En 1940, au début de la deuxième Guerre mondiale, Rome prend le Somaliland et l’intègre à son Afrique orientale italienne. Djibouti reste en revanche aux mains de la France, puisque l’État français est alors inféodé à l’Axe germano-italien. La domination italienne est, de toutes façons, de courte durée. Mussolini ayant été contraint de redéployer ses troupes sur le front européen, la Grande-Bretagne s’empare de toute la Somalie, dès 1941. Si les rébellions persistent au nord, avec le soutien des ennemis de Londres, le protectorat britannique – basé à Hargeisa – dure jusqu’en 1949 et s’accompagne même d’un début de développement économique. Après la guerre, la Grande-Bretagne assouplit son contrôle militaire sur la Somalie et introduit un début de démocratisation, qui se traduit par la naissance de plusieurs partis politiques, dont la Ligue de la jeunesse somalie (YSL en anglais).
En revanche, la communauté internationale ne dit rien sur le devenir de la Somalie : maintien de l’occupation britannique, rétrocession à l’Italie, voire indépendance. Les Somalis eux-mêmes sont divisés : ceux du Nord sont majoritairement indépendantistes, tandis que ceux du Sud ne rejettent pas le retour d’une administration italienne, gage d’une relative prospérité économique. La question est finalement réglée en deux temps : par l’attribution de l’Ogaden à l’Ethiopie, en 1948, puis par l’octroi à l’Italie, l’année suivante, d’un protectorat de dix ans sur l’ancienne Somalia. Malgré l’opposition de la YSL, favorable à une indépendance immédiate, le plan des Nations-Unies est mis en œuvre sans difficulté majeure. Au sud, les Italiens apportent leur coopération sous diverses formes : développement des infrastructures routières, ferroviaires et portuaires (à Mogadiscio et Merca), formation de l’armée, aide au système éducatif…

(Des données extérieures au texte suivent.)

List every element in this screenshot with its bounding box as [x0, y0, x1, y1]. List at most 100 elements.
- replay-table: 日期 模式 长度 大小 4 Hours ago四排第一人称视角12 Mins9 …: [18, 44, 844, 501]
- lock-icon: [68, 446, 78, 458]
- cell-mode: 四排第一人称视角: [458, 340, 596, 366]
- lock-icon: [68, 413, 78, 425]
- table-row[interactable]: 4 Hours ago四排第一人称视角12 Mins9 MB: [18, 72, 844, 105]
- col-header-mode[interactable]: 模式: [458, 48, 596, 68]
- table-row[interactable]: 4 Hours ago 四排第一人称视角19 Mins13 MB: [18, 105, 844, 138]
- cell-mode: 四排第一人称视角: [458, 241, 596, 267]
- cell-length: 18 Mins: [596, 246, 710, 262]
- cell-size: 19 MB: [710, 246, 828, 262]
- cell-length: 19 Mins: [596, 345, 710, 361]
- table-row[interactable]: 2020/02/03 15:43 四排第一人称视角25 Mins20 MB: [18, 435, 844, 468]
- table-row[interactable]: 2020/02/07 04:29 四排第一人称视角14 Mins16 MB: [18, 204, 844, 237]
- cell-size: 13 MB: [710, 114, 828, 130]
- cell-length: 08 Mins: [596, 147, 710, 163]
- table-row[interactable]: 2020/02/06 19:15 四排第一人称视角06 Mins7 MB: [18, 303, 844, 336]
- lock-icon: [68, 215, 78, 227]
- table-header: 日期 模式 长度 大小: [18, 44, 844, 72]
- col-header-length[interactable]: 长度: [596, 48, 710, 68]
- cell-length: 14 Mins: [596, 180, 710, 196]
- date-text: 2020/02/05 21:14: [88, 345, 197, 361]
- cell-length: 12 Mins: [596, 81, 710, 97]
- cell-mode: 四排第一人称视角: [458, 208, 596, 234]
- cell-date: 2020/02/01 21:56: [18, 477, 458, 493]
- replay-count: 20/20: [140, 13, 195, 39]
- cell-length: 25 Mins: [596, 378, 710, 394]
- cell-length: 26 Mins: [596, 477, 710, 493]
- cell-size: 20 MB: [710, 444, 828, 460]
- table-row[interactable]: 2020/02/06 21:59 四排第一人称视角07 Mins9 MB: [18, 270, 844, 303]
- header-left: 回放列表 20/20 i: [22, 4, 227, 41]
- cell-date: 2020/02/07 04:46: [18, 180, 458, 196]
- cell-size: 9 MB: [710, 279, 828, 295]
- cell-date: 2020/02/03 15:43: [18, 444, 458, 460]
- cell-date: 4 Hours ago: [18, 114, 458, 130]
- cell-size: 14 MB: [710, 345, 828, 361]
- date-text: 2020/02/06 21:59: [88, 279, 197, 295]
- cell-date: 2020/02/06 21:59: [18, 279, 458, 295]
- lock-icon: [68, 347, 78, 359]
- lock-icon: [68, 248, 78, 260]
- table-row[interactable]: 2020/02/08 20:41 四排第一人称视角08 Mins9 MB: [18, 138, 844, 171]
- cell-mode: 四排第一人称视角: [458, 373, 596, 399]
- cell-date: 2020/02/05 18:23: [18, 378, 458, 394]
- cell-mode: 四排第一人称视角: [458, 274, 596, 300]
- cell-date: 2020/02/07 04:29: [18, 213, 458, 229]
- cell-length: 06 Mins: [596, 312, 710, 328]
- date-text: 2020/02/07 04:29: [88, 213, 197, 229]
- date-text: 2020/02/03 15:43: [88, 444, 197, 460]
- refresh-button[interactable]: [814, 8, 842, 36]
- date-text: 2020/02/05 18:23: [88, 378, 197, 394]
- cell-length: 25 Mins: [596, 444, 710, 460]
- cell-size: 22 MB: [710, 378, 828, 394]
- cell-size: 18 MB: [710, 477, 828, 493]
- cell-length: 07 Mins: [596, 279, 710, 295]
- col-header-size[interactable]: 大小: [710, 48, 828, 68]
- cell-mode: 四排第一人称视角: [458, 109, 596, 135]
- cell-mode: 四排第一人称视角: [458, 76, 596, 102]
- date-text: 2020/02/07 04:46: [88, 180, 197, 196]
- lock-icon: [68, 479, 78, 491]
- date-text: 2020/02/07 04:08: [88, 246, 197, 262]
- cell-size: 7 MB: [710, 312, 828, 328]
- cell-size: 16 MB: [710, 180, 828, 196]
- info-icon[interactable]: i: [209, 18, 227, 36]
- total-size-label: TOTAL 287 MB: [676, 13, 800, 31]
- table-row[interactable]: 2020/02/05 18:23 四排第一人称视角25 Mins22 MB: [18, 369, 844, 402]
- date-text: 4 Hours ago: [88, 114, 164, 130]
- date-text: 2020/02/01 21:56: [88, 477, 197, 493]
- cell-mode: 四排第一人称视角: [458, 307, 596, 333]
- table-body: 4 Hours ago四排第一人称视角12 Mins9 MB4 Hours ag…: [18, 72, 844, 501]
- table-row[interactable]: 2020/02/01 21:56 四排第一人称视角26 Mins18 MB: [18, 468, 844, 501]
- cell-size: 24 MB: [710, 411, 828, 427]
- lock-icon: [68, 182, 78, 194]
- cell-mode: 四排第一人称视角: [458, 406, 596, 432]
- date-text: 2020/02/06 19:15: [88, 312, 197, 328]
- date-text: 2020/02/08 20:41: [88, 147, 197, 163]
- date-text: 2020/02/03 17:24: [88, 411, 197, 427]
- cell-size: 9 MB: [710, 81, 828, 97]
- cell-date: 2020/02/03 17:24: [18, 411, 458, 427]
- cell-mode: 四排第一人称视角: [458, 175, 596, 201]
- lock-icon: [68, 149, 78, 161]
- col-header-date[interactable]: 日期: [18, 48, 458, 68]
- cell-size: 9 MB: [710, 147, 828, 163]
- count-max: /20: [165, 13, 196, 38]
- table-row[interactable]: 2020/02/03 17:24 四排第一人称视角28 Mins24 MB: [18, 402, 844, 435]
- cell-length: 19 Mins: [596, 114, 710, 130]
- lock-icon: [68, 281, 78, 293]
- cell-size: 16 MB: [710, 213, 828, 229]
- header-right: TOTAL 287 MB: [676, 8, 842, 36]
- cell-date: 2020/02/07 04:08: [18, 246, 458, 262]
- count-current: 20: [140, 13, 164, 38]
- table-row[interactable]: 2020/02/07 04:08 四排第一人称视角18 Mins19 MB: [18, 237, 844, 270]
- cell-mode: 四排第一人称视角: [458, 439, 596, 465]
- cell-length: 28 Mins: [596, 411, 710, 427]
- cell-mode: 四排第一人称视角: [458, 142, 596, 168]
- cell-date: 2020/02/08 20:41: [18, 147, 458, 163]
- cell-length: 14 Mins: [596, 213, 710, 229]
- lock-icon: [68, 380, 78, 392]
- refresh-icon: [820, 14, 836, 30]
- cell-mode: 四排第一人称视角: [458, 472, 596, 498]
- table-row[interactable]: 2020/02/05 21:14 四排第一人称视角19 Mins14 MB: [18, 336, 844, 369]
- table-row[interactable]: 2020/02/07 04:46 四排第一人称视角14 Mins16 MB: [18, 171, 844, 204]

En juin 1960, la Somalie britannique devient indépendante sous le nom de Somaliland. Dès le 1er juillet suivant, la Somalie italienne proclame à son tour son indépendance et fusionne avec le Somaliland pour former la République de Somalie. La Côte française des Somalis ne deviendra pleinement souveraine qu’en 1977 (cf. Djibouti).